A more real-world example is the fern leaf. The DNA in a single plant cell encodes enough information to describe the structure of an entire leaf (and the entire plant, for that matter) without explicitly describing the location of each cell. Instead, the cells grow according to a set of simple rules that result in the self-similar appearance of the fern, even at smaller and smaller levels:

Barnsley fern

For a more complex mathematical explanation that still remains tied to the real world, have a look at the basic Ricker model of population growth and the resulting bifurcation diagrams:

bifurcation diagram
(source: phaser.com)

The x-axis on this graph is population growth rate and the y-axis is population density. Although it looks complex, All it takes is a handful of iterations of the basic formula on a hand calculator to see how the results can oscillate between seemingly random population levels.


That's easy. I would buy them some of this stuff:

(Then I would tell them to stare at it for awhile.) It's called Romanesco broccoli, and it grows like this for the same reasons, as explained in e.James' answer, that ferns do.

Alternately, I would tell them to check out Indra's Pearls by Mumford, Series, and Wright.


There are a lot of examples that are not hard to define rigorously, e.g. the Cantor set. This can be defined rigorously simply by taking a suitable intersection of nested intervals when the middle thirds are successively removed. It is easy to make all sorts of variants, constructing "Cantor-like" sets when you replace "middle third" with "middle fourth" or even with a construction where the ratio of the interval removed changes with the iteration. (This is important because you can then get a set of positive measure.) Leaving aside the remark about measure, all this uses nothing more than elementary mathematics.

One way to think of fractals is as of subsets of the phase space of certain dynamical systems. For instance, consider the Smale horseshoe. This is a two-dimensional map that can be visualized geometrically; this is explained in the Wikipedia article.
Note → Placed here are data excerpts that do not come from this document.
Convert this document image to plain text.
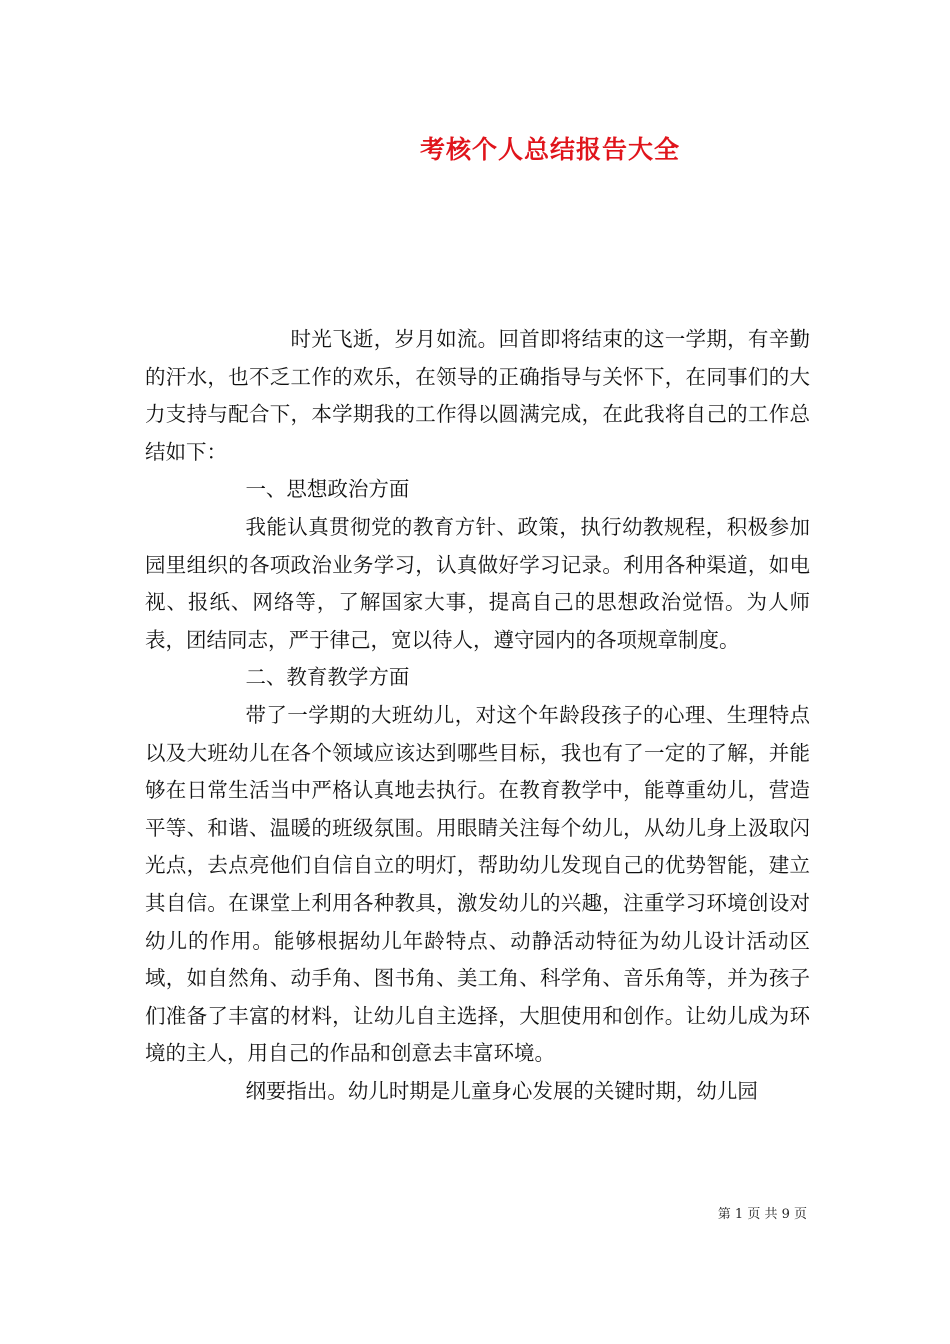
考核个人总结报告大全

时光飞逝，岁月如流。回首即将结束的这一学期，有辛勤的汗水，也不乏工作的欢乐，在领导的正确指导与关怀下，在同事们的大力支持与配合下，本学期我的工作得以圆满完成，在此我将自己的工作总结如下：

一、思想政治方面

我能认真贯彻党的教育方针、政策，执行幼教规程，积极参加园里组织的各项政治业务学习，认真做好学习记录。利用各种渠道，如电视、报纸、网络等，了解国家大事，提高自己的思想政治觉悟。为人师表，团结同志，严于律己，宽以待人，遵守园内的各项规章制度。

二、教育教学方面

带了一学期的大班幼儿，对这个年龄段孩子的心理、生理特点以及大班幼儿在各个领域应该达到哪些目标，我也有了一定的了解，并能够在日常生活当中严格认真地去执行。在教育教学中，能尊重幼儿，营造平等、和谐、温暖的班级氛围。用眼睛关注每个幼儿，从幼儿身上汲取闪光点，去点亮他们自信自立的明灯，帮助幼儿发现自己的优势智能，建立其自信。在课堂上利用各种教具，激发幼儿的兴趣，注重学习环境创设对幼儿的作用。能够根据幼儿年龄特点、动静活动特征为幼儿设计活动区域，如自然角、动手角、图书角、美工角、科学角、音乐角等，并为孩子们准备了丰富的材料，让幼儿自主选择，大胆使用和创作。让幼儿成为环境的主人，用自己的作品和创意去丰富环境。

纲要指出。幼儿时期是儿童身心发展的关键时期，幼儿园

第 1 页 共 9 页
Then the collection of points that stay in the square when you iterate this procedure both forwards and backwards is a fractal set, basically a two-dimensional Cantor set, which is very interesting from the perspective of dynamical systems (it's chaotic---one consequence of this is that knowing a point to arbitrary precision will not tell you what its orbit looks like later on with much precision). So much of the interesting behavior of dynamical systems is on fractals. You can define a map of the interval into itself such that the points in the interval that stay in the interval no matter how many times you iterate the map is just the ordinary Cantor set, as well.